Он еще какое-то время говорил об этом, упоминая, как и в первый мой вечер в Гейдельберге, некоторые великие имена немецкой культурной истории. И каждый раз, называя то или иное имя, он сам казался воплощенным благоговением и в то же время олицетворением всего, что внушает благоговение. И я испытывала перед ним невыразимое благоговение, к которому, однако, примешивалась легкая, но постоянно растущая боль. И вдруг мне опять вспомнилась моя драгоценная бабушка – сияющий образ моего опекуна как будто неуклонно приближался к ней в последние, полные страданий минуты жизни. И все же он, в своей неувядающей молодости и заразительной живости сидящий в кругу учеников, казался мне бесконечно далеким от ее незабвенного, отмеченного смертью лика – никогда он не казался мне могущественнее, чем в тот вечер, когда возвещал и утверждал это нерушимое благоговение! Оно окутало его облаком недосягаемого величия, – или это просто многие поколения наших предков, чье наследство он оберегал и защищал, теперь обступили его незримой стеной, как почетный караул? Может быть, в этом и заключалась причина его пугающей близости к бабушке, которая вновь и вновь с кажущейся случайностью бросалась мне в глаза? Ибо она, без сомнения, стояла бы в этом невидимом «почетном карауле». Как, впрочем, и мой отец. Эта мысль привела меня в такое волнение, что я не заметила, как над освещенной зарницами долиной Рейна глухо зарокотал гром.
Я вдруг опять почувствовала на себе взгляд Энцио, на этот раз почти как физическое прикосновение, как будто он схватил меня своим взглядом, чтобы оторвать от моего опекуна, – сама я смотрела на профессора.
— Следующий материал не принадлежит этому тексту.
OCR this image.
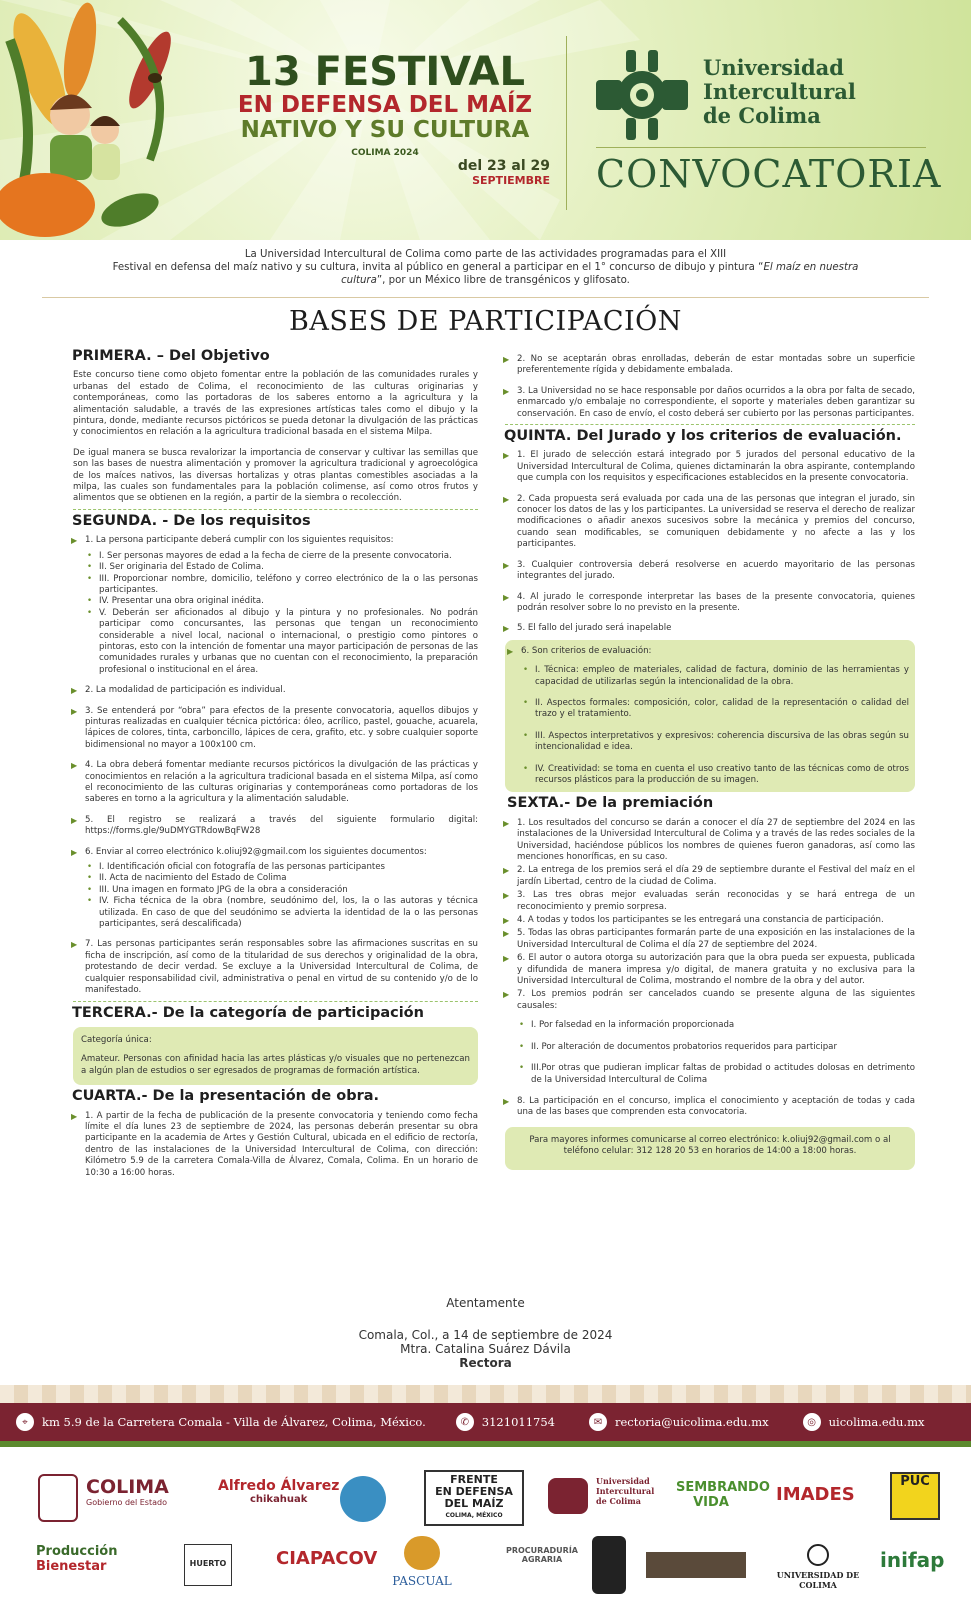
13 FESTIVAL
EN DEFENSA DEL MAÍZ
NATIVO Y SU CULTURA
COLIMA 2024
del 23 al 29
SEPTIEMBRE
Universidad
Intercultural
de Colima
CONVOCATORIA
La Universidad Intercultural de Colima como parte de las actividades programadas para el XIII
Festival en defensa del maíz nativo y su cultura, invita al público en general a participar en el 1° concurso de dibujo y pintura “El maíz en nuestra
cultura”, por un México libre de transgénicos y glifosato.
BASES DE PARTICIPACIÓN
PRIMERA. – Del Objetivo

Este concurso tiene como objeto fomentar entre la población de las comunidades rurales y urbanas del estado de Colima, el reconocimiento de las culturas originarias y contemporáneas, como las portadoras de los saberes entorno a la agricultura y la alimentación saludable, a través de las expresiones artísticas tales como el dibujo y la pintura, donde, mediante recursos pictóricos se pueda detonar la divulgación de las prácticas y conocimientos en relación a la agricultura tradicional basada en el sistema Milpa.

De igual manera se busca revalorizar la importancia de conservar y cultivar las semillas que son las bases de nuestra alimentación y promover la agricultura tradicional y agroecológica de los maíces nativos, las diversas hortalizas y otras plantas comestibles asociadas a la milpa, las cuales son fundamentales para la población colimense, así como otros frutos y alimentos que se obtienen en la región, a partir de la siembra o recolección.

SEGUNDA. - De los requisitos
▶ 1. La persona participante deberá cumplir con los siguientes requisitos:
• I. Ser personas mayores de edad a la fecha de cierre de la presente convocatoria.
• II. Ser originaria del Estado de Colima.
• III. Proporcionar nombre, domicilio, teléfono y correo electrónico de la o las personas participantes.
• IV. Presentar una obra original inédita.
• V. Deberán ser aficionados al dibujo y la pintura y no profesionales. No podrán participar como concursantes, las personas que tengan un reconocimiento considerable a nivel local, nacional o internacional, o prestigio como pintores o pintoras, esto con la intención de fomentar una mayor participación de personas de las comunidades rurales y urbanas que no cuentan con el reconocimiento, la preparación profesional o institucional en el área.
▶ 2. La modalidad de participación es individual.
▶ 3. Se entenderá por “obra” para efectos de la presente convocatoria, aquellos dibujos y pinturas realizadas en cualquier técnica pictórica: óleo, acrílico, pastel, gouache, acuarela, lápices de colores, tinta, carboncillo, lápices de cera, grafito, etc. y sobre cualquier soporte bidimensional no mayor a 100x100 cm.
▶ 4. La obra deberá fomentar mediante recursos pictóricos la divulgación de las prácticas y conocimientos en relación a la agricultura tradicional basada en el sistema Milpa, así como el reconocimiento de las culturas originarias y contemporáneas como portadoras de los saberes en torno a la agricultura y la alimentación saludable.
▶ 5. El registro se realizará a través del siguiente formulario digital: https://forms.gle/9uDMYGTRdowBqFW28
▶ 6. Enviar al correo electrónico k.oliuj92@gmail.com los siguientes documentos:
• I. Identificación oficial con fotografía de las personas participantes
• II. Acta de nacimiento del Estado de Colima
• III. Una imagen en formato JPG de la obra a consideración
• IV. Ficha técnica de la obra (nombre, seudónimo del, los, la o las autoras y técnica utilizada. En caso de que del seudónimo se advierta la identidad de la o las personas participantes, será descalificada)
▶ 7. Las personas participantes serán responsables sobre las afirmaciones suscritas en su ficha de inscripción, así como de la titularidad de sus derechos y originalidad de la obra, protestando de decir verdad. Se excluye a la Universidad Intercultural de Colima, de cualquier responsabilidad civil, administrativa o penal en virtud de su contenido y/o de lo manifestado.
TERCERA.- De la categoría de participación
Categoría única:
Amateur. Personas con afinidad hacia las artes plásticas y/o visuales que no pertenezcan a algún plan de estudios o ser egresados de programas de formación artística.
CUARTA.- De la presentación de obra.
▶ 1. A partir de la fecha de publicación de la presente convocatoria y teniendo como fecha límite el día lunes 23 de septiembre de 2024, las personas deberán presentar su obra participante en la academia de Artes y Gestión Cultural, ubicada en el edificio de rectoría, dentro de las instalaciones de la Universidad Intercultural de Colima, con dirección: Kilómetro 5.9 de la carretera Comala-Villa de Álvarez, Comala, Colima. En un horario de 10:30 a 16:00 horas.
▶ 2. No se aceptarán obras enrolladas, deberán de estar montadas sobre un superficie preferentemente rígida y debidamente embalada.
▶ 3. La Universidad no se hace responsable por daños ocurridos a la obra por falta de secado, enmarcado y/o embalaje no correspondiente, el soporte y materiales deben garantizar su conservación. En caso de envío, el costo deberá ser cubierto por las personas participantes.
QUINTA. Del Jurado y los criterios de evaluación.
▶ 1. El jurado de selección estará integrado por 5 jurados del personal educativo de la Universidad Intercultural de Colima, quienes dictaminarán la obra aspirante, contemplando que cumpla con los requisitos y especificaciones establecidos en la presente convocatoria.
▶ 2. Cada propuesta será evaluada por cada una de las personas que integran el jurado, sin conocer los datos de las y los participantes. La universidad se reserva el derecho de realizar modificaciones o añadir anexos sucesivos sobre la mecánica y premios del concurso, cuando sean modificables, se comuniquen debidamente y no afecte a las y los participantes.
▶ 3. Cualquier controversia deberá resolverse en acuerdo mayoritario de las personas integrantes del jurado.
▶ 4. Al jurado le corresponde interpretar las bases de la presente convocatoria, quienes podrán resolver sobre lo no previsto en la presente.
▶ 5. El fallo del jurado será inapelable
▶ 6. Son criterios de evaluación:
• I. Técnica: empleo de materiales, calidad de factura, dominio de las herramientas y capacidad de utilizarlas según la intencionalidad de la obra.
• II. Aspectos formales: composición, color, calidad de la representación o calidad del trazo y el tratamiento.
• III. Aspectos interpretativos y expresivos: coherencia discursiva de las obras según su intencionalidad e idea.
• IV. Creatividad: se toma en cuenta el uso creativo tanto de las técnicas como de otros recursos plásticos para la producción de su imagen.
SEXTA.- De la premiación
▶ 1. Los resultados del concurso se darán a conocer el día 27 de septiembre del 2024 en las instalaciones de la Universidad Intercultural de Colima y a través de las redes sociales de la Universidad, haciéndose públicos los nombres de quienes fueron ganadoras, así como las menciones honoríficas, en su caso.
▶ 2. La entrega de los premios será el día 29 de septiembre durante el Festival del maíz en el jardín Libertad, centro de la ciudad de Colima.
▶ 3. Las tres obras mejor evaluadas serán reconocidas y se hará entrega de un reconocimiento y premio sorpresa.
▶ 4. A todas y todos los participantes se les entregará una constancia de participación.
▶ 5. Todas las obras participantes formarán parte de una exposición en las instalaciones de la Universidad Intercultural de Colima el día 27 de septiembre del 2024.
▶ 6. El autor o autora otorga su autorización para que la obra pueda ser expuesta, publicada y difundida de manera impresa y/o digital, de manera gratuita y no exclusiva para la Universidad Intercultural de Colima, mostrando el nombre de la obra y del autor.
▶ 7. Los premios podrán ser cancelados cuando se presente alguna de las siguientes causales:
• I. Por falsedad en la información proporcionada
• II. Por alteración de documentos probatorios requeridos para participar
• III.Por otras que pudieran implicar faltas de probidad o actitudes dolosas en detrimento de la Universidad Intercultural de Colima
▶ 8. La participación en el concurso, implica el conocimiento y aceptación de todas y cada una de las bases que comprenden esta convocatoria.
Para mayores informes comunicarse al correo electrónico: k.oliuj92@gmail.com o al teléfono celular: 312 128 20 53 en horarios de 14:00 a 18:00 horas.
Atentamente
Comala, Col., a 14 de septiembre de 2024
Mtra. Catalina Suárez Dávila
Rectora
⌖	km 5.9 de la Carretera Comala - Villa de Álvarez, Colima, México.	✆	3121011754	✉	rectoria@uicolima.edu.mx	◎	uicolima.edu.mx
COLIMA
Gobierno del Estado
Alfredo Álvarez
chikahuak
FRENTE
EN DEFENSA
DEL MAÍZ
COLIMA, MÉXICO
Universidad Intercultural de Colima
SEMBRANDO VIDA	IMADES
PUC
Producción
Bienestar	HUERTO	CIAPACOV
PASCUAL
PROCURADURÍA AGRARIA
UNIVERSIDAD DE COLIMA
inifap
В следующий миг я поняла: сейчас произойдет чудовищное столкновение. И оно произошло – и было в самом деле чудовищным. Энцио изъявил желание вступить в дискуссию и попросил слова.
Что я могу сказать о подробностях? В битве, которая началась после этого, в сущности, уже не было подробностей – здесь просто столкнулись два мира. Энцио, о котором мой опекун недавно говорил, что он с каким-то странным упорством скрывает свое отношение к его идеям и мыслям, теперь вдруг опустил забрало и яростно и беспощадно атаковал своего учителя по всей линии. Профессор в первый миг, казалось, растерялся, но затем его лицо мгновенно приняло выражение поразительного ясновидения – он как будто давно уже знал о предстоящем поединке и поджидал своего противника. Его властные глаза – глашатаи духа – сверкнули воинственным блеском. Потрясающий темперамент, который до той минуты мне был знаком лишь как некий скрытый, подземный огонь его духа, вдруг хлынул огненной лавой наружу. Он отшвырнул врага с такой чудовищной силой, которая была сродни неукротимой стихии природных катастроф. Но Энцио тоже боролся стойко, он сражался с необыкновенной силой, вернее, целеустремленностью: я никогда не видела в его маленьком отважном лице столько мужества, столько железной решимости. По одухотворенности и выразительности речи он оказался достойным своего противника, но преимущество последнего было слишком явным. Мне было абсолютно ясно, что все, что говорил Энцио, принадлежало духу второго порядка; вернее, оно было не столько из области духа, сколько из области воли, и в этом заключалась невероятная разница между ними, которая ежеминутно проявлялась даже в стиле борьбы. В то время как мой опекун, – хотя он тоже порой наносил противнику сокрушительные удары, – ни разу не позволил себе ни малейшей несправедливости, ни малейшего насилия над ним, Энцио словно совершенно позабыл о справедливости и великодушии. Иногда его аргументы казались мне почти постыдными попытками запугать оппонента, которые тот каждый раз обходил с каким-то особым благородством – он словно отказывался опускаться до такого способа ведения борьбы. Так, Энцио, например, дерзнул спросить профессора, неужели тот действительно верит в то, что немецкий бюргер – он имеет в виду всех этих людей, погрязших в кофейных сервизах и вечных заботах о банковском счете, – бросится записываться в мученики, если однажды и в самом деле найдется некая грубая сила, которая просто оборвет определенные струны состарившейся духовности? В сущности, все можно устранить или обуздать, как, например, Неккар (о, этот зловеще тихий шум реки!). В конце концов, воля властвует и над мышлением.
– Но не над истиной, – возразил мой опекун. – Что же касается образа, к которому вам угодно было прибегнуть, то как раз в ваших устах он представляется мне несколько сомнительным. Я помню, как грозящая нашей реке участь показалась вам болезненным символом закованного в цепи народа. Внешние оковы ничто по сравнению с оковами духовными.